No first class support for Java 9 yet. Coming soon. [but said using; puzled?]

Ant 1.9.8+ support JDK 9 modules for java/javac/junit. [yet Ant doesn’t support JUnit 5]


  • New build tool for Java 9
  • Uses YAML config. Uses Maaven repo.
  • Supports JUnit 5,

Maven plugin that generates based on dependencies. Says helps a little but doesn’t do all the work. [how?]
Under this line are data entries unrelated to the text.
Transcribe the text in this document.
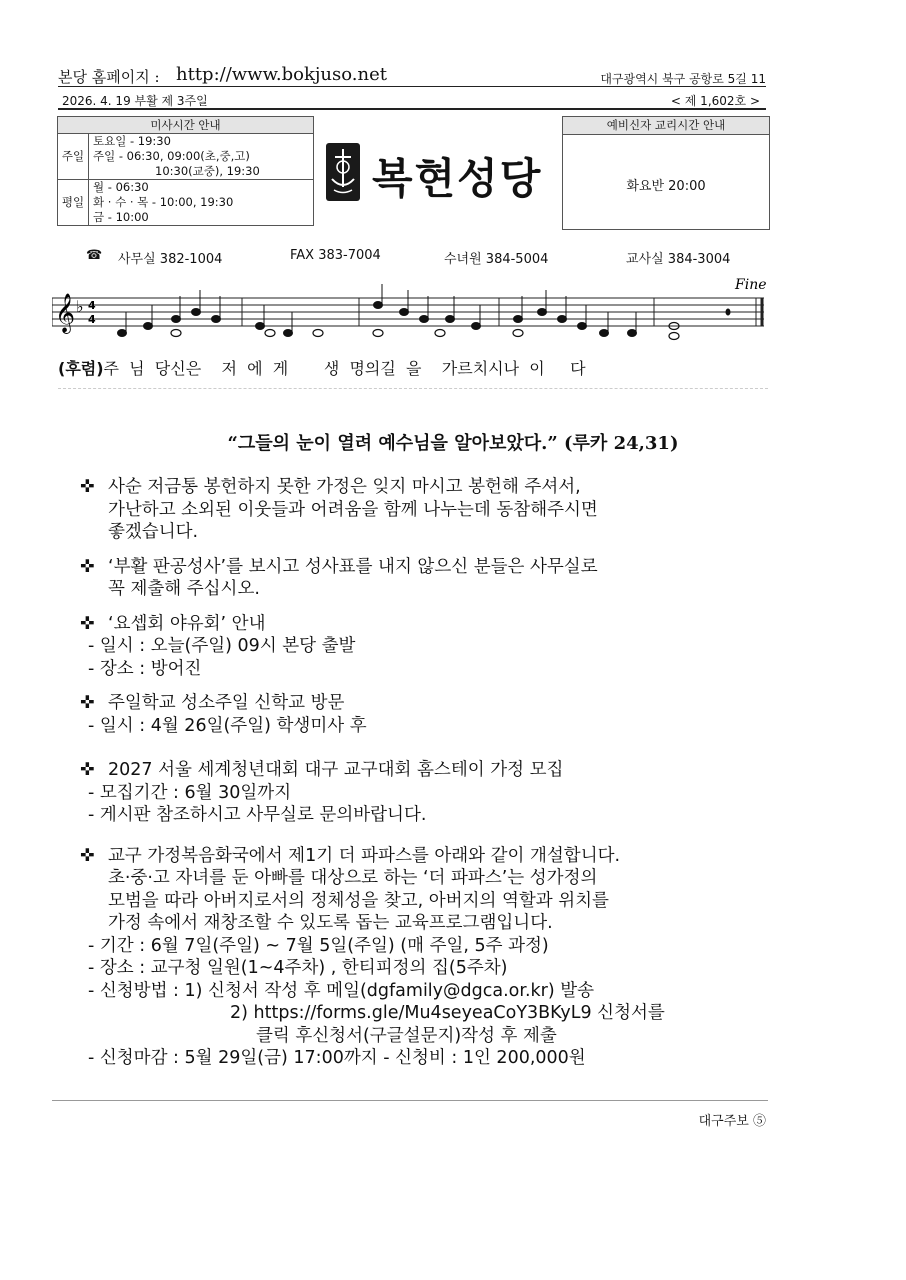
본당 홈페이지 : http://www.bokjuso.net	대구광역시 북구 공항로 5길 11
2026. 4. 19 부활 제 3주일	< 제 1,602호 >
미사시간 안내	
주일	토요일 - 19:30
주일 - 06:30, 09:00(초,중,고)
10:30(교중), 19:30

평일	월 - 06:30
화 · 수 · 목 - 10:00, 19:30
금 - 10:00
복현성당
예비신자 교리시간 안내
화요반 20:00
☎ 사무실 382-1004	FAX 383-7004	수녀원 384-5004	교사실 384-3004
𝄞 ♭ 4
4
Fine
(후렴)주  님  당신은    저  에  게       생  명의길  을    가르치시나  이     다
“그들의 눈이 열려 예수님을 알아보았다.” (루카 24,31)
✜ 사순 저금통 봉헌하지 못한 가정은 잊지 마시고 봉헌해 주셔서,
가난하고 소외된 이웃들과 어려움을 함께 나누는데 동참해주시면
좋겠습니다.
✜ ‘부활 판공성사’를 보시고 성사표를 내지 않으신 분들은 사무실로
꼭 제출해 주십시오.
✜ ‘요셉회 야유회’ 안내
- 일시 : 오늘(주일) 09시 본당 출발
- 장소 : 방어진
✜ 주일학교 성소주일 신학교 방문
- 일시 : 4월 26일(주일) 학생미사 후
✜ 2027 서울 세계청년대회 대구 교구대회 홈스테이 가정 모집
- 모집기간 : 6월 30일까지
- 게시판 참조하시고 사무실로 문의바랍니다.
✜ 교구 가정복음화국에서 제1기 더 파파스를 아래와 같이 개설합니다.
초·중·고 자녀를 둔 아빠를 대상으로 하는 ‘더 파파스’는 성가정의
모범을 따라 아버지로서의 정체성을 찾고, 아버지의 역할과 위치를
가정 속에서 재창조할 수 있도록 돕는 교육프로그램입니다.
- 기간 : 6월 7일(주일) ~ 7월 5일(주일) (매 주일, 5주 과정)
- 장소 : 교구청 일원(1~4주차) , 한티피정의 집(5주차)
- 신청방법 : 1) 신청서 작성 후 메일(dgfamily@dgca.or.kr) 발송
2) https://forms.gle/Mu4seyeaCoY3BKyL9 신청서를
클릭 후신청서(구글설문지)작성 후 제출
- 신청마감 : 5월 29일(금) 17:00까지 - 신청비 : 1인 200,000원
대구주보 ⑤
SonarJava 4.11+ recognizes module keywords

Open source visualization software
Reads jdeps input to generate graphical representation of Jigsaw. As can IDES


  • NetBeans, Eclipse and IntelliJ all understand modules clauses [if you count pre-release versions]
  • Also offer autocompletion, syntax higlighting, etc
  • NetBeans 9 – not yet released; must build yourself. Showed editing module path, visual of module dependencies, jshell, jlink
  • Eclipse Oxygen with Java 9 support – came out 9/27/17. Ten second demo
  • IntelliJ 2017.1+ – Mark directory as source root so directory name matches module name. Errors on common module errors, Showed module editing, module dependencies and other features

Open source readiness

How to modularize your app

  • Introduce by creating manually or running jdeps to generate
  • Problems: using JDK internal APIs (ignore warning or fix), using odule not availalbe such as xml bindings (add-modules at compile and runtime), cyclic dependencies (can have at runtime but not compile time), split packages (Oracle plans to make change in later version of Java to deal with this)
  • [Note: He recommended renaming packags as a solution to spit packages. That sounds like a horrible idea unless you can guarantee only you call that code]

    My take before session: You know how they say that first impressions matter? The speaker is wearing a suit. 90% of the people in the room are wearing jeans. Two people in the room are wearing a suit The speaker and someone he knows. Then he showed the table of contents. There are 29 points in 45 minutes in the outline. Preparing to have my head spin!

    My take after session: He is in fact technical. The suit was misleading! The pace was way too fast though; drinking from a fire hose. Not enough time to understand/process many of the points. He talks fast (as do I), but key is to *pause* if you talk fast so people can catch up. Also the side transitions were distracting. A cube transition is cute. But if you are reading when it moves, it is disorienting. And due to the speed, there was a good chance of being reading when transitions started. This was good information, but should have been two sessions so split up and a decent pace. And omiting how to migrate your libraries; that’s a talk on its own There is a Maven BOF tonight; maybe folks can discuss more then!

    One minute after the official end time, he asked if there were questions. My head was spinning with questions. [I didn’t even have time to process which was most important]. Another attendee asked if having JUnit tests in a parallel directory with the same package name is a split package. The speaker said yes and went on to say to wait for Java 10 or rename. I interjected at that point. Unless you are distributing a test jar, I don’t think this is a problem. In fact, most IDEs compile both the /src/main/java and /test/main/java directories to the same folder. I stated this and asked the speaker if he agreed. He said yes.